What we know about what’s going on in Hong Kong is limited. That’s a real shame because I have no doubt what has been transpiring is important for a lot more than Hong Kong and the short run. The connections are too obvious for it to run any other way.
I’ve been asked several times to diagram or further explain what I think is happening. There’s just no way to do so, no matter how much anyone might want to. I certainly do, believe me. Information is at best highly limited, and more likely than not the transactions will never come to light.
Despite these limitations, there is enough evidence in price movements and rates to sketch out some rough contours. Keeping more toward general rather than specific ideas, we can reach reasonable conclusions as to the overriding nature of the issue.
It’s almost like astrophysics, where physicists detect massive objects not by observing them directly, rather by spotting the effect they have on other objects that can be observed. Mass means gravity, and gravity means distortions that can be studied, measured, and better understood.
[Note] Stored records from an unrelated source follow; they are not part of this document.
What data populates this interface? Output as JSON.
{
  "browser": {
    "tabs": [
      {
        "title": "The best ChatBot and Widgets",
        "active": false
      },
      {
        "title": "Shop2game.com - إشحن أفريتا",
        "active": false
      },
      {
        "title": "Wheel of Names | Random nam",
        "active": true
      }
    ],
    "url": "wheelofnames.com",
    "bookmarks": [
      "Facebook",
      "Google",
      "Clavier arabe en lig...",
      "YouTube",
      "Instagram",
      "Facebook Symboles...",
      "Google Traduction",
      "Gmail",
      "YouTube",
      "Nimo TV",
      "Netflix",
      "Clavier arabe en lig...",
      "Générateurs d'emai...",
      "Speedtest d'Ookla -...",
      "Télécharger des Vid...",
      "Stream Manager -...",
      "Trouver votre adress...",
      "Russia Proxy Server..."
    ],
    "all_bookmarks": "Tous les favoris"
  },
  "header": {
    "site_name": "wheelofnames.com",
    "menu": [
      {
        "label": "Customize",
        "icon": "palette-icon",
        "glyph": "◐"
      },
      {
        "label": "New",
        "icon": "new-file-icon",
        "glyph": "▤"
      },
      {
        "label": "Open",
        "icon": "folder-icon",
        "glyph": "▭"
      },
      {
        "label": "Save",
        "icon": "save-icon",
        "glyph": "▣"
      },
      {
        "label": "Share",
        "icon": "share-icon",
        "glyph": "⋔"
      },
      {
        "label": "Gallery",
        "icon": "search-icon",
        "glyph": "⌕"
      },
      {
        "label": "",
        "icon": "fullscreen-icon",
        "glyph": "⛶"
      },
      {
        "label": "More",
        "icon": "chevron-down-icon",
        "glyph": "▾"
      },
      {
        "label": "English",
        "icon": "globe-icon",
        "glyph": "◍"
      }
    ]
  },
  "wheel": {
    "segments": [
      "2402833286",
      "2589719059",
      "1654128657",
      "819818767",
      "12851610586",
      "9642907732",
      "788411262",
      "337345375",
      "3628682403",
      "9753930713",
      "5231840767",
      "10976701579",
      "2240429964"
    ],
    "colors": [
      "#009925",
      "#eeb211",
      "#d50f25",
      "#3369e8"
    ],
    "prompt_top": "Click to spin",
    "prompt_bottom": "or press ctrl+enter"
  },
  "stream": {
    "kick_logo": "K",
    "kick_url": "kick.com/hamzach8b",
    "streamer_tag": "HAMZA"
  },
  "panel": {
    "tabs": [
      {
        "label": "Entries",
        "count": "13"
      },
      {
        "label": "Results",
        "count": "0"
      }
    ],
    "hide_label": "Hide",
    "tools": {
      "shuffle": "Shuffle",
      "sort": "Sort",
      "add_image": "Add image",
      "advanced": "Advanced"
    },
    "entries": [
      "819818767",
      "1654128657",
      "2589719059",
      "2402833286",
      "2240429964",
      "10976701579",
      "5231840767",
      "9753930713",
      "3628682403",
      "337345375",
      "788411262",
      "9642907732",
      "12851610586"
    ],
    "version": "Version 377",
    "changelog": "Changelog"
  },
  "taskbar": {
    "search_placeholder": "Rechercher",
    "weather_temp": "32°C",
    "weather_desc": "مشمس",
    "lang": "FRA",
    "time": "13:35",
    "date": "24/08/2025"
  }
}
If we start with a simple banking premise of a fractional reserve system, the mess in HKD money markets (HIBOR) can only be a true outlier.
If we assume a Bank A (pictured above) with a stylized balance sheet, confronted with rising money rates Bank A would prefer to mobilize excess reserves to satisfy the demand. The reason they would do so is profit; that is, the expected additional interest for other considerations including risk (which in this setting, especially HKD, should be low, perhaps close to nil).
Thus, what will happen is excess reserves will be exchanged with (unseen) Bank C for its purposes. The effect on Bank A’s balance sheet is a higher balance of deposit liabilities corresponding to the increase in loan assets, in this case interbank loans.
That raises the possibility of one constraint, or bottleneck. If Bank A held no excess reserves on its balance sheet, it would be unable on its own to meet Bank C’s demand for money. If we assume Bank C is in demand for reasons of risk (liquidity or credit), meaning Bank A can borrow interbank funds at a rate Bank C cannot, then Bank A would itself, all else equal, borrow in interbank markets to redistribute to Bank C at a risk-adjusted spread.